La position de France Urbaine est quasiment la même que celle qui vient d'être exprimée.
La première fausse idée est de dire que l'on peut comparer le financement des transports au financement de la route. Le Sénat a mis en place une mission sur le sous-financement de la route, et au tout début de l'examen de la LOM il y avait la question des routes de France. Cela ne portait que sur le réseau national, soit un tout petit pourcentage des routes françaises. On sait que la route en France est sous-financée. Nous avions plaidé, à l'instar de certaines collectivités, pour des péages de congestion ou des péages inversés. Se dire que la route est un bon exemple est erroné.
En matière de financement, la participation de l'usager aux transports urbains oscille entre un quart et un tiers du prix. Si l'on compare cette proportion à celle qui existe dans les autres villes européennes, quel que soit leur taille, on est très en deçà des pratiques. Dans la plupart des pays, la participation de l'usager se situe entre 50 et 70 % du prix.
L'élément social aurait pu être un élément fondateur. J'ai participé à la « Stratégie pauvreté ». Dans cette stratégie, la question des mobilités était une question centrale, mais, à aucun moment, elle n'a été abordée du point de vue du coût. Elle a été posée au titre de l'offre. Le problème majeur, notamment pour l'accès des jeunes à l'emploi et l'obligation de formation jusqu'à 18 ans, est d'offrir des solutions de mobilité, y compris de comprendre comment on peut utiliser un réseau de mobilité. À aucun moment dans les diagnostics la question du tarif n'a été un sujet.
En région Île-de-France, lorsque vous habitez le long de la ligne D du RER, votre chance d'obtenir un emploi est extrêmement faible. Si vous habitez au coeur de l'agglomération, vous n'avez pas de problème de transport. Mais lorsque vous habitez au-delà d'Évry ou de Corbeil-Essonnes, desservies par la ligne D du RER, obtenir un emploi est extrêmement difficile. Obtenir d'une entreprise qu'elle vienne s'implanter sur le territoire est quasiment impossible. L'offre de transport pose un véritable problème.

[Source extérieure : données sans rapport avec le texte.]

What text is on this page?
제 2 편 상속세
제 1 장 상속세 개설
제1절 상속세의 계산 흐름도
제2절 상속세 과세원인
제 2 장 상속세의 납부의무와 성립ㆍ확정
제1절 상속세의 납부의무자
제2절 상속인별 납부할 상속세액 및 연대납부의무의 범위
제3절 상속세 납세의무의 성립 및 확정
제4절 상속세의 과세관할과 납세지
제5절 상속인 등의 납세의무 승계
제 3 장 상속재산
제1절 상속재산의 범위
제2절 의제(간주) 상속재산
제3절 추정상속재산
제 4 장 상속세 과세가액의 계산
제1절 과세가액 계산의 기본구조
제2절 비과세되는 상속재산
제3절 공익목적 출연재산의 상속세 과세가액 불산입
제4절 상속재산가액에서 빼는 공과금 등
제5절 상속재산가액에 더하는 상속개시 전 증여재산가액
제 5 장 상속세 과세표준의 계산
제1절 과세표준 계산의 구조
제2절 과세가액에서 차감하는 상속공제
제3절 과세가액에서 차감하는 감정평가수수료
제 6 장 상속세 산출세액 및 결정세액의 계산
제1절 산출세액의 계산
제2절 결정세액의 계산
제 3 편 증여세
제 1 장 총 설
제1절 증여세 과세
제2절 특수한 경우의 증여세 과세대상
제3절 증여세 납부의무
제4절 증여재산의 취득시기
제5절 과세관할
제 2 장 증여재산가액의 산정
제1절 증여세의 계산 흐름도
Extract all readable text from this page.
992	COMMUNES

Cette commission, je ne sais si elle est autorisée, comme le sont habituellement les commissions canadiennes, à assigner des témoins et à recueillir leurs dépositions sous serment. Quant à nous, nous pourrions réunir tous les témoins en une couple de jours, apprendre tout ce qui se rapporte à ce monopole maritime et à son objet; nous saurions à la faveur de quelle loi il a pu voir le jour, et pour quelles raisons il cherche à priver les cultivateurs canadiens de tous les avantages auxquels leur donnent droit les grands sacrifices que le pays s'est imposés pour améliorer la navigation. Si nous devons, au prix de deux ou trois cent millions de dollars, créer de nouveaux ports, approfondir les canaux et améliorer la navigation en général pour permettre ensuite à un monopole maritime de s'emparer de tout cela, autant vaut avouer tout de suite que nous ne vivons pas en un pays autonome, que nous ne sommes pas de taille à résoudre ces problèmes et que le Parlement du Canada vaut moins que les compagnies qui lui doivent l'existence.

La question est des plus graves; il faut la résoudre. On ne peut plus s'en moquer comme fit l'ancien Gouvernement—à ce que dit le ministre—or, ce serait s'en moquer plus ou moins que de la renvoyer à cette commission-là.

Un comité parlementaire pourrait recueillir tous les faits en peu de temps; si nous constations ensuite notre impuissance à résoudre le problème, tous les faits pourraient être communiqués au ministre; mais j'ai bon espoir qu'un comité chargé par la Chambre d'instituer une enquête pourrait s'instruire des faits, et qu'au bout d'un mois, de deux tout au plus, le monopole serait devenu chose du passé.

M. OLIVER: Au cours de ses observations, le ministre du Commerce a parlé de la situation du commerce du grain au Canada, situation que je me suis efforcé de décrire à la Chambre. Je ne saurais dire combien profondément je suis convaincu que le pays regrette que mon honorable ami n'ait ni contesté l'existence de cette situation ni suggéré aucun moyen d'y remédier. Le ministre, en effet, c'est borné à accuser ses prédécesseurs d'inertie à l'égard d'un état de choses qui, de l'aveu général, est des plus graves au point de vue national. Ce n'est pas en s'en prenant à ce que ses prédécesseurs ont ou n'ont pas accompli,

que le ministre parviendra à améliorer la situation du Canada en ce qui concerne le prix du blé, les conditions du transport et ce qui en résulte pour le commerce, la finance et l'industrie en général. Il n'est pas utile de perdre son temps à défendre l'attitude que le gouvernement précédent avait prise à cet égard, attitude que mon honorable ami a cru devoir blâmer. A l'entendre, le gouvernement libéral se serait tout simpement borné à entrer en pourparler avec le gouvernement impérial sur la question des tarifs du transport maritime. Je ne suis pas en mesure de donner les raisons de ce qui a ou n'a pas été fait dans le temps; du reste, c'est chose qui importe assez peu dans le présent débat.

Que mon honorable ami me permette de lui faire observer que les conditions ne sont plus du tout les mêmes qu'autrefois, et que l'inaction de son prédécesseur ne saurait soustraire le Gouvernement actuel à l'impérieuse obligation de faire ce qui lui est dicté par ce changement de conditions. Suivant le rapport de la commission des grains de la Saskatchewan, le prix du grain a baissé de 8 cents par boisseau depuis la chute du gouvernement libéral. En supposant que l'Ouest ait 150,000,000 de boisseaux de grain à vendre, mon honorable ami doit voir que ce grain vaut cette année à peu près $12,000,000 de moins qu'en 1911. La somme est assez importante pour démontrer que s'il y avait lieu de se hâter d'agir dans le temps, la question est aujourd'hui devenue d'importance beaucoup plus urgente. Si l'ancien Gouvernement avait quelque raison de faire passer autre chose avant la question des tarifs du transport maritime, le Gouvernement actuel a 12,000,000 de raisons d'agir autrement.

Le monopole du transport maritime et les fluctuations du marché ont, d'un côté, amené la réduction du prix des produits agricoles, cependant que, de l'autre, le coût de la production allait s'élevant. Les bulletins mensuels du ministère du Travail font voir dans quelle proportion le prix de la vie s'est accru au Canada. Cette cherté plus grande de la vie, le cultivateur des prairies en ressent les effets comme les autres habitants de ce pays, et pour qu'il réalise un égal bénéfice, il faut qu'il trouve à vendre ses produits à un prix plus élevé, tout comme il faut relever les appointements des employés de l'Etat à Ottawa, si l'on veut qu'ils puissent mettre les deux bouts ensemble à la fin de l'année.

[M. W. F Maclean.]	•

Sur le plan environnemental, la question pourrait se poser : le fait d'aller vers la gratuité entraîne-t-il un report modal ? Nous n'avons aujourd'hui aucune expérience. Le rapport de Jacques Rapoport le dit bien : nous n'avons pas d'éléments qui nous indiquent un report modal important. Si l'on prend quelques exemples, lorsque des expérimentations sont faites - la création d'aires autoroutières, par exemple - la question de payer le service n'est pas remise en cause par les usagers. N'allons pas mettre en oeuvre des politiques tarifaires de matière à aggraver le mitage urbain. Les études de la FNAUT et les agences d'urbanisme montrent que ce risque existe.
Lorsque nous avons travaillé sur la loi d'orientation des mobilités, nous avons été attentifs à l'aspect territorial. Dans un coeur d'agglomération, c'est une question de recettes comparées aux dépenses. Mais l'enjeu est celui de l'alliance de territoires.
Aujourd'hui, des modalités alternatives de transport se développent. Lorsque l'on parle des trottinettes, on a tendance à se raidir, car on en voit plus le détournement d'usage et l'usage négatif que l'apport. Mais, il faut envisager ces autres usages. Il y a quelques années, on n'aurait pas imaginé des dispositifs de partage de voitures. Ma génération pratiquait l'autostop. Dans la génération de mes enfants, on recourt à BlaBlaCar naturellement. On est dans des logiques où l'on n'est ni propriétaire d'un véhicule, ni dépendant du seul service public. La question de demain est de savoir si l'autopartage va se développer là où le besoin existe pour effectuer « le dernier kilomètre », et ou si ne pas en disposer va renforcer le phénomène d'isolement social ou lié à l'âge. Nous aurions tort de ne pas regarder comment aider à la mise en place de ces services complémentaires du dernier kilomètre, y compris sur le plan financier.